## Imports

In [1]:
from src.tokenizer import Tokenizer, normalize_text
import numpy as np

import torch
from torch.utils.data import DataLoader, TensorDataset
from sklearn.model_selection import train_test_split

import jupyter_black

device = torch.device("mps" if torch.backends.mps.is_available() else "cpu")

jupyter_black.load()
%matplotlib inline

In [2]:
# Read the text file
# with open("data/fra.txt", "r", encoding="ascii", errors="ignore") as fp:
with open("data/fra.txt", "r") as fp:
    data = fp.readlines()
sents = np.array([sent.strip("\n").split("\t") for sent in data])
sents = sents[:, :2]

sents[:, 0] = np.array([normalize_text(s) for s in sents[:, 0]])
sents[:, 1] = np.array([normalize_text(s) for s in sents[:, 1]])

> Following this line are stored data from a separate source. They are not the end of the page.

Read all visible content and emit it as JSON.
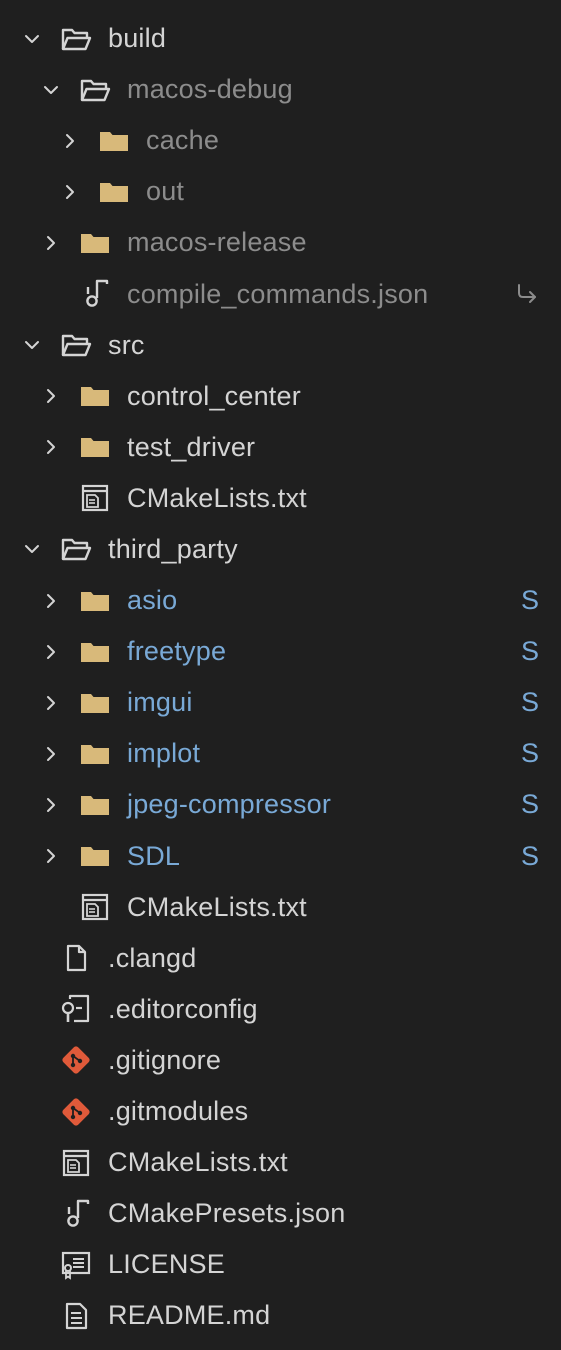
{
  "explorer": {
    "items": [
      {
        "label": "build",
        "kind": "folder-open",
        "depth": 0,
        "chevron": "down",
        "style": "normal"
      },
      {
        "label": "macos-debug",
        "kind": "folder-open",
        "depth": 1,
        "chevron": "down",
        "style": "dim"
      },
      {
        "label": "cache",
        "kind": "folder",
        "depth": 2,
        "chevron": "right",
        "style": "dim"
      },
      {
        "label": "out",
        "kind": "folder",
        "depth": 2,
        "chevron": "right",
        "style": "dim"
      },
      {
        "label": "macos-release",
        "kind": "folder",
        "depth": 1,
        "chevron": "right",
        "style": "dim"
      },
      {
        "label": "compile_commands.json",
        "kind": "json",
        "depth": 1,
        "chevron": "none",
        "style": "dim",
        "symlink": true
      },
      {
        "label": "src",
        "kind": "folder-open",
        "depth": 0,
        "chevron": "down",
        "style": "normal"
      },
      {
        "label": "control_center",
        "kind": "folder",
        "depth": 1,
        "chevron": "right",
        "style": "normal"
      },
      {
        "label": "test_driver",
        "kind": "folder",
        "depth": 1,
        "chevron": "right",
        "style": "normal"
      },
      {
        "label": "CMakeLists.txt",
        "kind": "cmake",
        "depth": 1,
        "chevron": "none",
        "style": "normal"
      },
      {
        "label": "third_party",
        "kind": "folder-open",
        "depth": 0,
        "chevron": "down",
        "style": "normal"
      },
      {
        "label": "asio",
        "kind": "folder",
        "depth": 1,
        "chevron": "right",
        "style": "sub",
        "badge": "S"
      },
      {
        "label": "freetype",
        "kind": "folder",
        "depth": 1,
        "chevron": "right",
        "style": "sub",
        "badge": "S"
      },
      {
        "label": "imgui",
        "kind": "folder",
        "depth": 1,
        "chevron": "right",
        "style": "sub",
        "badge": "S"
      },
      {
        "label": "implot",
        "kind": "folder",
        "depth": 1,
        "chevron": "right",
        "style": "sub",
        "badge": "S"
      },
      {
        "label": "jpeg-compressor",
        "kind": "folder",
        "depth": 1,
        "chevron": "right",
        "style": "sub",
        "badge": "S"
      },
      {
        "label": "SDL",
        "kind": "folder",
        "depth": 1,
        "chevron": "right",
        "style": "sub",
        "badge": "S"
      },
      {
        "label": "CMakeLists.txt",
        "kind": "cmake",
        "depth": 1,
        "chevron": "none",
        "style": "normal"
      },
      {
        "label": ".clangd",
        "kind": "file",
        "depth": 0,
        "chevron": "none",
        "style": "normal"
      },
      {
        "label": ".editorconfig",
        "kind": "editorconfig",
        "depth": 0,
        "chevron": "none",
        "style": "normal"
      },
      {
        "label": ".gitignore",
        "kind": "git",
        "depth": 0,
        "chevron": "none",
        "style": "normal"
      },
      {
        "label": ".gitmodules",
        "kind": "git",
        "depth": 0,
        "chevron": "none",
        "style": "normal"
      },
      {
        "label": "CMakeLists.txt",
        "kind": "cmake",
        "depth": 0,
        "chevron": "none",
        "style": "normal"
      },
      {
        "label": "CMakePresets.json",
        "kind": "json",
        "depth": 0,
        "chevron": "none",
        "style": "normal"
      },
      {
        "label": "LICENSE",
        "kind": "license",
        "depth": 0,
        "chevron": "none",
        "style": "normal"
      },
      {
        "label": "README.md",
        "kind": "markdown",
        "depth": 0,
        "chevron": "none",
        "style": "normal"
      }
    ]
  },
  "colors": {
    "background": "#1f1f1f",
    "text": "#d4d4d4",
    "text_dim": "#8c8c8c",
    "submodule": "#79a9d6",
    "folder": "#d8b97a",
    "git": "#e05a3a"
  },
  "icons": {
    "folder-open": "folder-open-icon",
    "folder": "folder-icon",
    "json": "json-icon",
    "cmake": "cmake-icon",
    "file": "file-icon",
    "editorconfig": "editorconfig-icon",
    "git": "git-icon",
    "license": "license-icon",
    "markdown": "markdown-icon"
  }
}
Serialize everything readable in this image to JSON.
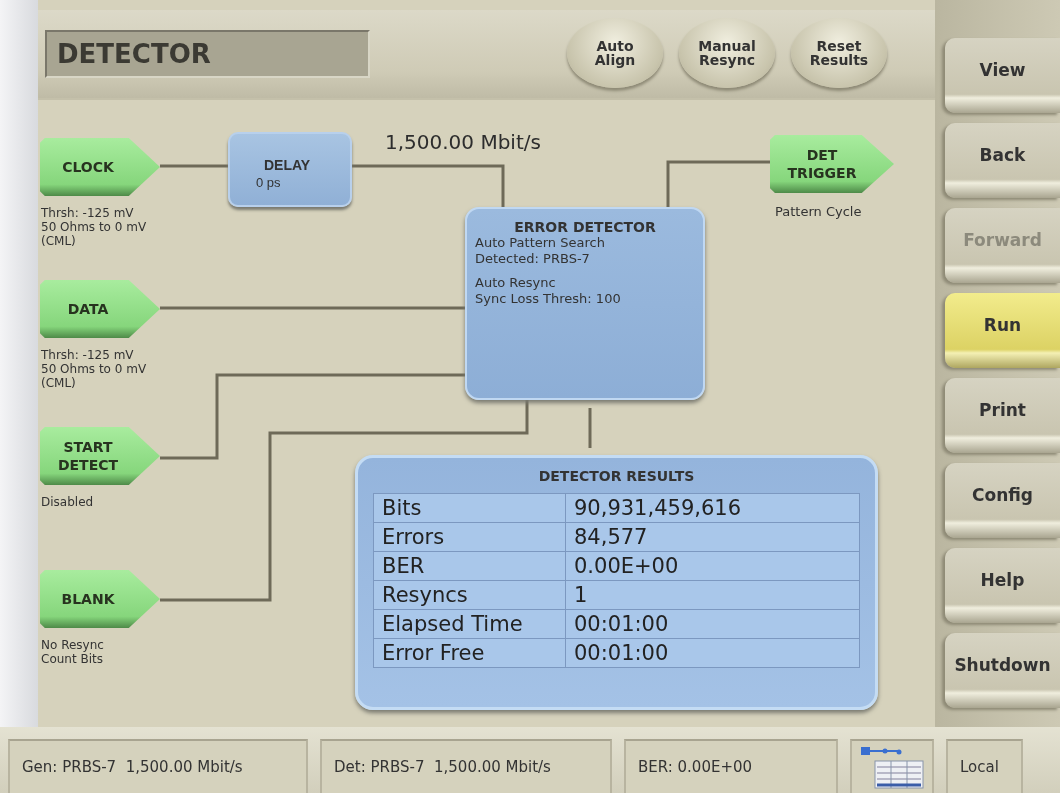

#######################################################

# Decide on a maximum sequence length so we can pad our input sequences if necessary
MAX_LENGTH = 10
eng_prefixes = (
    "i am ",
    "i m ",
    "he is",
    "he s ",
    "she is",
    "she s ",
    "you are",
    "you re ",
    "we are",
    "we re ",
    "they are",
    "they re ",
)
condition = [
    len(s.split(" ")) <= MAX_LENGTH
    and len(t.split(" ")) <= MAX_LENGTH
    and s.startswith(eng_prefixes)
    for s, t in sents
]
sents = sents[condition]

src_ix, tgt_ix = 1, 0

src_tok = Tokenizer(max_length=MAX_LENGTH + 2)
src_tok.fit(sents[:, src_ix], max_vocab_size=508)
torch.save(src_tok, "data/src_tok.pt")

tgt_tok = Tokenizer(max_length=MAX_LENGTH + 2)
tgt_tok.fit(sents[:, tgt_ix], max_vocab_size=508)
torch.save(tgt_tok, "data/tgt_tok.pt")

X = src_tok.tok_seqs(sents[:, src_ix])
y = tgt_tok.tok_seqs(sents[:, tgt_ix])

Xtr, Xval, ytr, yval = train_test_split(
    X, y, test_size=0.2, random_state=42
)  # 80% train, 20% val
Xval, Xte, yval, yte = train_test_split(
    Xval, yval, test_size=0.5, random_state=42
)  # 10% val, 10% test

Xtr = torch.tensor(Xtr).to(device)
Xval = torch.tensor(Xval).to(device)
Xte = torch.tensor(Xte).to(device)
ytr = torch.tensor(ytr).to(device)
yval = torch.tensor(yval).to(device)
yte = torch.tensor(yte).to(device)

#########################################

batch_size = 25
vocab_size = src_tok.vocab_size
pad_token_ix = src_tok.wtoi[src_tok.pad_token]
print("Vocab size:", vocab_size)

train_ds = TensorDataset(Xtr, ytr)
train_dl = DataLoader(train_ds, batch_size=batch_size)
torch.save(train_dl, "data/train_dl.pt")

val_ds = TensorDataset(Xval, yval)
val_dl = DataLoader(val_ds, batch_size=batch_size)
torch.save(val_dl, "data/val_dl.pt")

test_ds = TensorDataset(Xte, yte)
test_dl = DataLoader(test_ds, batch_size=batch_size)
torch.save(test_dl, "data/test_dl.pt")

tiny_train_ds = TensorDataset(Xtr[:10], ytr[:10])
tiny_train_dl = DataLoader(tiny_train_ds, batch_size=5)
torch.save(tiny_train_dl, "data/tiny_train_dl.pt")

Vocab size: 512